Today, there is a lot of talk about quantum technologies and cyber security all over the world. At a first glance, the two fields may appear to be quite far from each other, but, in addition to their topicality, the two seem to have some other interesting similarities as well.
Secure, insecure, neither or both?
The best-known story in quantum physics is probably Erwin Schrödinger’s thought experiment about a cat placed in a sealed box with a flask of poison and a radioactive source. The decay of the radioactive substance will set off a chain of events as a result of which the flask is shattered and the poor cat dies. According to a quantum theory interpretation, the atoms of the radioactive source may be in quantum superposition, in other words, exist in multiple states at once. Thus, the atom nucleus has and has not decayed, and the cat is and is not dead at the same time. However, one can never see such a cat in quantum superposition, because peeking into the box forces the system to make a choice between one of the two states: the cat either dies or survives.
In the cyber world, on the other hand, one of the basic assumptions is the Hyppönen law, which states that whenever an appliance is described as being "smart", it is also vulnerable. However, usually we do not know all the vulnerabilities of a system, so all systems are in a kind of Schrödinger's state of insecurity, in quantum superposition between states of security and insecurity. Observing, using and testing the system defines in which direction the system's state of will collapse.
The observer's motives
From the perspective of quantum physics, the observer's motives are usually irrelevant.
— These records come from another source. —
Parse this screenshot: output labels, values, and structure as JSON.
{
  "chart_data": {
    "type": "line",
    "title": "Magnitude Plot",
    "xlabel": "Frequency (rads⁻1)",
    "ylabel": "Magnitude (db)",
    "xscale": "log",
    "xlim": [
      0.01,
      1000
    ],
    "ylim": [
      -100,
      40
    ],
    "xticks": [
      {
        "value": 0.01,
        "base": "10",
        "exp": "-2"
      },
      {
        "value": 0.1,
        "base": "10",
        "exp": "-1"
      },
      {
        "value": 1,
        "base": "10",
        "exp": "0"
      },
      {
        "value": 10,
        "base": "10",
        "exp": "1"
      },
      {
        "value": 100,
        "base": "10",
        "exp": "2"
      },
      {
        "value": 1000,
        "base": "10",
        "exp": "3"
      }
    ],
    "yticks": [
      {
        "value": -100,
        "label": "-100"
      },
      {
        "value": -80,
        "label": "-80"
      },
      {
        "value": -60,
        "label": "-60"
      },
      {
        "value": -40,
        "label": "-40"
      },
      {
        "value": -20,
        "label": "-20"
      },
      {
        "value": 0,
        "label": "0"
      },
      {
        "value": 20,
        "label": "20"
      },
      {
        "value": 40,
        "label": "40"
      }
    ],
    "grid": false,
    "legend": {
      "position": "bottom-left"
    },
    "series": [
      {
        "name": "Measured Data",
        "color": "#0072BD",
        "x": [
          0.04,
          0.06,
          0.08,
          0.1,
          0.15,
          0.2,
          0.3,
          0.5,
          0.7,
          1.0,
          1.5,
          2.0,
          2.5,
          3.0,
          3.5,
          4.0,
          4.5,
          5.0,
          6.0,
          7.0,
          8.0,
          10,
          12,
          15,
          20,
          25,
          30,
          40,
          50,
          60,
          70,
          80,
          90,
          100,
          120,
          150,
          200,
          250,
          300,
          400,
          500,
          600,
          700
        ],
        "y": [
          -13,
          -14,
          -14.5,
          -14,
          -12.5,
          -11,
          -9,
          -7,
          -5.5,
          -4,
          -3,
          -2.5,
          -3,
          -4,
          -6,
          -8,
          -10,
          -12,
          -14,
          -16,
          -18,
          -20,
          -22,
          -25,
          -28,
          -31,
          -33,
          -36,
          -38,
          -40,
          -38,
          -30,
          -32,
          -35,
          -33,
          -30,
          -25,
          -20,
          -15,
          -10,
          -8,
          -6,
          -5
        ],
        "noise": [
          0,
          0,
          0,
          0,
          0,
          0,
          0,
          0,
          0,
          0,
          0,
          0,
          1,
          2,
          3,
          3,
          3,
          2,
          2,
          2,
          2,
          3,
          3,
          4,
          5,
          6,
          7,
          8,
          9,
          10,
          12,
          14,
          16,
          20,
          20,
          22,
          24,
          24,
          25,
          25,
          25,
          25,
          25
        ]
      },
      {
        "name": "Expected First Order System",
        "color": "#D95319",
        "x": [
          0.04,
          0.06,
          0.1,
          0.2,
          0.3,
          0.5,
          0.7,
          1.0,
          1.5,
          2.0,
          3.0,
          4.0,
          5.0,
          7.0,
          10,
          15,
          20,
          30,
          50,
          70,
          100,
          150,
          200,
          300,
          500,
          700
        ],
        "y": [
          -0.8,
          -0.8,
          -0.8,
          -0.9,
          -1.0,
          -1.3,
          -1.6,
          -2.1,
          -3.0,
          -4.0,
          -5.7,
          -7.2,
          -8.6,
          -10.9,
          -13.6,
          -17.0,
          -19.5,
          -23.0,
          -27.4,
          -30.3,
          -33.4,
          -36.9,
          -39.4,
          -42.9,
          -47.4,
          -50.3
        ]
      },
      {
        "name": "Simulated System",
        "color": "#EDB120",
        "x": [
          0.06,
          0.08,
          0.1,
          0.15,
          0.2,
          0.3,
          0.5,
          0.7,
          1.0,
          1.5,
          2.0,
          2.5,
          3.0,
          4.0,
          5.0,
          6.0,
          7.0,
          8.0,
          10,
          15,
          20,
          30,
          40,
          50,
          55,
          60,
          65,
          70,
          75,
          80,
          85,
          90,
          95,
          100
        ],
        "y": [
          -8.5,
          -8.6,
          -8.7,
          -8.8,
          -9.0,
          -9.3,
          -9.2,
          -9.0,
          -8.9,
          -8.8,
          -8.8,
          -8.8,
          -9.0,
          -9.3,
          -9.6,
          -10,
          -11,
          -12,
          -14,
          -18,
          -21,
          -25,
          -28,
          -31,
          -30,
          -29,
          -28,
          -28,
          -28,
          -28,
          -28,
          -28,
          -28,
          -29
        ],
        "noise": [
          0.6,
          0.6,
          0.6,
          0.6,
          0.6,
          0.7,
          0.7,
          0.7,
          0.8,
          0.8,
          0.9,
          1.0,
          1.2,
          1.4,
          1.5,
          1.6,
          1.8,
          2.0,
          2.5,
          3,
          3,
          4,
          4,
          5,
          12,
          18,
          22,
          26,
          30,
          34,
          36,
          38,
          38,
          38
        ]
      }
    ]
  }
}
Being an observer does not even require consciousness; the mere capacity to make observations suffices. When it comes to data security, the situation is different: the monitoring and measuring performed by the defenders of the system contribute to the system advancing towards a state of security, whereas the knocking on the system by the attackers pulls the system in the opposite, insecure direction. Both the defenders and attackers are probably humans or at least bots programmed by humans.
In the original Schrödinger's thought experiment, the probability of the cat’s survival was 50 per cent. Unfortunately, the cyber world, however, is governed by the “defender-attacker asymmetry”: attacker only needs to find one route into the system, while the defender must stay constantly alert in the midst of all technical and human vulnerabilities. Therefore, in cyber security the quantum superposition is more likely to collapse into the state of insecurity.
Another relatively well-known concept in quantum physics is the Heisenberg uncertainty principle, according to which it is not possible to measure a particle's exact location and velocity at the same time. On the other hand, in cyber security the uncertainty principle means that it is not possible to know exactly all the parties taking advantage of certain system vulnerabilities. On the other hand, if there is exact information about the attacking party, one cannot be certain about all the vulnerabilities it is exploiting.
Even though in the text above we are taking a slightly playful approach to serious topics, we find it quite amusing to notice that these two hot fields of technology may have some quite surprising similarities. Here at VTT, we are making major investments in both these technologies through such steps as a quantum computer acquisition and research of quantum-safe encryption methods. We believe that cyber security and quantum technologies may benefit from collaboration and that by combining our know-how we may find interesting new techniques.